Henrico Bail Bonding’s DUI Law section covers a wide spectrum of issues pertaining to impaired driving, including court procedures, different types of charges, how to defend against a DUI charge, common penalties, state law summaries, and more.

What Does it Mean to be Impaired?
For the purposes of DUI law, generally you are “impaired” if your ability to safely operate a motor vehicle is appreciably affected by having consumed alcohol, illicit drugs, or prescription medications. Since everyone is affected differently by different substances, “per se” laws set measurable limits. For instance, motorists who are shown to have a blood-alcohol concentration (BAC) of at least 0.08 percent are assumed to be impaired. Similarly, some states assume that any amount of certain drugs in the bloodstream constitutes impairment.

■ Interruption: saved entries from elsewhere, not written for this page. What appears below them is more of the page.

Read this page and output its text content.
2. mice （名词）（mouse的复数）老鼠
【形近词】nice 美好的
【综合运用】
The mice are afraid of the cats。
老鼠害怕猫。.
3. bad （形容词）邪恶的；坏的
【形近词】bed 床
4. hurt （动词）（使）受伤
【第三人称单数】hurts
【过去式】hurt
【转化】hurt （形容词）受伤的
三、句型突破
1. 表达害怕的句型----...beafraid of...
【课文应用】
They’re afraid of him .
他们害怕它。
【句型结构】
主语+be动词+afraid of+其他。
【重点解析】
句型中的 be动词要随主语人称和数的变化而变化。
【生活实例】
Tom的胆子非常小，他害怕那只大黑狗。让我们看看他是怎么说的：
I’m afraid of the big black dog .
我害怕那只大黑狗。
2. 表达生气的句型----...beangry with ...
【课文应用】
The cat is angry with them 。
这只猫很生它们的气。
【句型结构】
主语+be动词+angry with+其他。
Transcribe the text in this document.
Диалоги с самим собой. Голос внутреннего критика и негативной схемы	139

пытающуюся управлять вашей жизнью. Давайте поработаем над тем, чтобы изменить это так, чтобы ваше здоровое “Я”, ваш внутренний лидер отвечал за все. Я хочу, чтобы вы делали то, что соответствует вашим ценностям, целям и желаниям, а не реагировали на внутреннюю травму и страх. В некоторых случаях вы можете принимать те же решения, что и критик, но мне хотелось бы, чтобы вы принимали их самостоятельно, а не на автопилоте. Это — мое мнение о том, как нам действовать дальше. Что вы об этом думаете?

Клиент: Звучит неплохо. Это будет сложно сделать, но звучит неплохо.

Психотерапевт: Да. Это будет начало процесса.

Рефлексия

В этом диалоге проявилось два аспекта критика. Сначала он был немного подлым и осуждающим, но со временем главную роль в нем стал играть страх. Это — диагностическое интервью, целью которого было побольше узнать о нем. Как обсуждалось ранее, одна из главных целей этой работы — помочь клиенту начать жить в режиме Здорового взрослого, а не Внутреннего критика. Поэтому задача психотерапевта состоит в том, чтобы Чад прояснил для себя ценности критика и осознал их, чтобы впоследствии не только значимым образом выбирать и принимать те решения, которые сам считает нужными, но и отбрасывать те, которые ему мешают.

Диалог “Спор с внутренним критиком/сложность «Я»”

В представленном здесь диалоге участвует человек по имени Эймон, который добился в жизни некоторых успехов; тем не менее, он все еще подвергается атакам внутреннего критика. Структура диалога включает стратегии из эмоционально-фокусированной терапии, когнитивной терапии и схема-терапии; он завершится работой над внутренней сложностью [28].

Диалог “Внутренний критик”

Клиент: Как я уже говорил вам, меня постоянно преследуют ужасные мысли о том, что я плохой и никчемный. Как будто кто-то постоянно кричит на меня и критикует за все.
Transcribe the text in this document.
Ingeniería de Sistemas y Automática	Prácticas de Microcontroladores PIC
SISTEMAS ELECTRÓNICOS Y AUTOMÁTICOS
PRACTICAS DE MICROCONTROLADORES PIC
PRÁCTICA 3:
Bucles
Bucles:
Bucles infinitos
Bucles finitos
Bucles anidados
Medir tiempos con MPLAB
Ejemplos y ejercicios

How Did DUI Laws First Come Into Existence?
New York became the first state to enact drunk driving laws in 1910. California and a handful of other states followed one year later, but none of these statutes offered a specific definition of what it meant to be drunk or impaired. Instead, proof of intoxication was left to the arresting officer’s observations. Therefore, these early laws were not very enforceable.

States realized they needed an objective way to measure a driver’s impairment, which led to the invention and enthusiastic adoption of the “Drunk-o-meter” in 1938. The following year, Indiana became the first state to establish a BAC limit (at .15 percent, which is nearly twice the current limit). As BAC-monitoring technology steadily improved, other states began setting their own BAC limits to enforce drunk driving laws.

When Did State DUI Laws Become Uniform?
States with impaired driving laws were strongly encouraged by the American Medical Association and federal agencies to set BAC levels at 0.15 percent or lower, but they were free to establish their own guidelines. States also had different drinking ages, ranging from 18 to 21, but research showed that higher drinking ages correlated with lower drunk driving rates.

This changed in 2000, when Congress passed a law requiring each state to set its BAC limit at 0.08 percent and establish the drinking age at 21. Since the penalty for noncompliance was the loss of millions of dollars in federal highway funds, all states eventually fell in line. In 2013, the National Transportation Safety Board suggested lowering BAC limits to 0.05 percent.

How Can a DUI Lawyer Help Me?
A drunk driving conviction can lead to steep fines, loss of driving privileges, and even jail time. Additionally, it could affect your job security and significantly raise your insurance rates. Since the stakes are typically fairly high, it usually pays to have a DUI attorney handle your case. Your attorney will be skilled at scrutinizing the evidence against you, ensuring that your rights are protected, and securing the best possible outcome.